We wouldn't use active sonar as the primary detection strategy for a DE sub. MAD (magnetic anomaly detector) buoy arrays are fantastically effective from P-3/P-8 platforms in the sky.
Those are all short range detection methods that require the sub to be localized first, somehow.
Around 2006, a chinese diesel electric sub caused a panic at the Pentagon when it penetrated the innermost ASW ring around USS Kitty Hawk during an USN exercise off japan, and demonstrated it had been able to do so by surfacing next to the carrier. While a diesel sub in the right place at the right time is probably silent enough to have a good chance of penetrating the anti-submarine defenses of any relatively slow moving or stationary high value target, the question remains how did the Chinese get their diesel sub into the right place to pull this off?
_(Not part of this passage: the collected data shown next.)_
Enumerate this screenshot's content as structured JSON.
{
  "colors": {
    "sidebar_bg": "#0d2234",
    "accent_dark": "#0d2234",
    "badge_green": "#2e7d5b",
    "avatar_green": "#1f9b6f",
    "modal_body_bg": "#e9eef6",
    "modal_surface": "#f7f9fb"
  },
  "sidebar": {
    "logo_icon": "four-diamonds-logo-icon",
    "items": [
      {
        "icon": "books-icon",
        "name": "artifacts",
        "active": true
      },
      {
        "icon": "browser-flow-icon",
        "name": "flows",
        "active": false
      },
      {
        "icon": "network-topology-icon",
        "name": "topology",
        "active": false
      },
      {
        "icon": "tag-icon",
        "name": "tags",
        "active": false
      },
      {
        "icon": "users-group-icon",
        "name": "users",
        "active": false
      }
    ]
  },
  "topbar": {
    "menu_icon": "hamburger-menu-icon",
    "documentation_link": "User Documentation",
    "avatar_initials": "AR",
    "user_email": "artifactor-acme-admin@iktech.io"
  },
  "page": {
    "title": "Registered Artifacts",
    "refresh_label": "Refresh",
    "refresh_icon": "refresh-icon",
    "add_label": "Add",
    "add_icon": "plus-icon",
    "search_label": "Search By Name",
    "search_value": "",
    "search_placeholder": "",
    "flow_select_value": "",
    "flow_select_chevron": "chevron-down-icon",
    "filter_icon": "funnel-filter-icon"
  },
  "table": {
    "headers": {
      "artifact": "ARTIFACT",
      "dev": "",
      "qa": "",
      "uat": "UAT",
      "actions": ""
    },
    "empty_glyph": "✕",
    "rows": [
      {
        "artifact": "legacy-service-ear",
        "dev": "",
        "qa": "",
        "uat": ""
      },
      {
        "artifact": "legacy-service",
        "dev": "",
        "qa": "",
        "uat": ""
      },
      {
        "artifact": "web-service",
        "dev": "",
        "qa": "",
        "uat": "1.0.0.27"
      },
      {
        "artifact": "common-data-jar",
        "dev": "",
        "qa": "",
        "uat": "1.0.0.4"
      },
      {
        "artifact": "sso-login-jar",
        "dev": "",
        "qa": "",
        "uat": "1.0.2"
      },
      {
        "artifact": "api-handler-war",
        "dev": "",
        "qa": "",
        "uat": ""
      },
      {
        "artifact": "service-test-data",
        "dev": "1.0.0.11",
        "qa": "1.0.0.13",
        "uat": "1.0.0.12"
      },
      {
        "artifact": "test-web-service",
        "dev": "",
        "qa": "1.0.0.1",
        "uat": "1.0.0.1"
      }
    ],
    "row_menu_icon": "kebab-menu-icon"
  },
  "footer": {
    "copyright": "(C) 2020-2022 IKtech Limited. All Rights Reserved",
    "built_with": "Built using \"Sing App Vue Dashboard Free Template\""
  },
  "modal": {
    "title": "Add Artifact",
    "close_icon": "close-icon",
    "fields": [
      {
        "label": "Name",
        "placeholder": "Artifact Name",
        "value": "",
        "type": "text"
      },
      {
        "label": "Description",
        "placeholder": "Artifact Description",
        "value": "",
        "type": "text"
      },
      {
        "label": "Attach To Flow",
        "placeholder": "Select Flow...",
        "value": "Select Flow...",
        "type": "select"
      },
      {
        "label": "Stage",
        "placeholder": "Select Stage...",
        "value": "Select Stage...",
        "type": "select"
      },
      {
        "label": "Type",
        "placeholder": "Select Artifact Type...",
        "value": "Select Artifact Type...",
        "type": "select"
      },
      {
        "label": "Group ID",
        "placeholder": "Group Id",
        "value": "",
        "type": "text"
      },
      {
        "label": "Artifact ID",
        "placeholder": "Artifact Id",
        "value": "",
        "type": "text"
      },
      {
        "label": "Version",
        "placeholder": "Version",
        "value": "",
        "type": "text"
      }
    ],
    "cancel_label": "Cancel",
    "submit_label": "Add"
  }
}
However, in general, diesel submarines don't have the speed and endurance to stalk surface battle groups. They are primarily ambush weapons used to chock off maritime bottlenecks that surface battle groups have to pass. The 2010 incident where a NK SSK sunk a South Korean corvette was such a coastal water ambush attack.
So if the Vinson group remains at high seas and maneuver at substantial speed, it should be relatively safe from North Korean SSKs.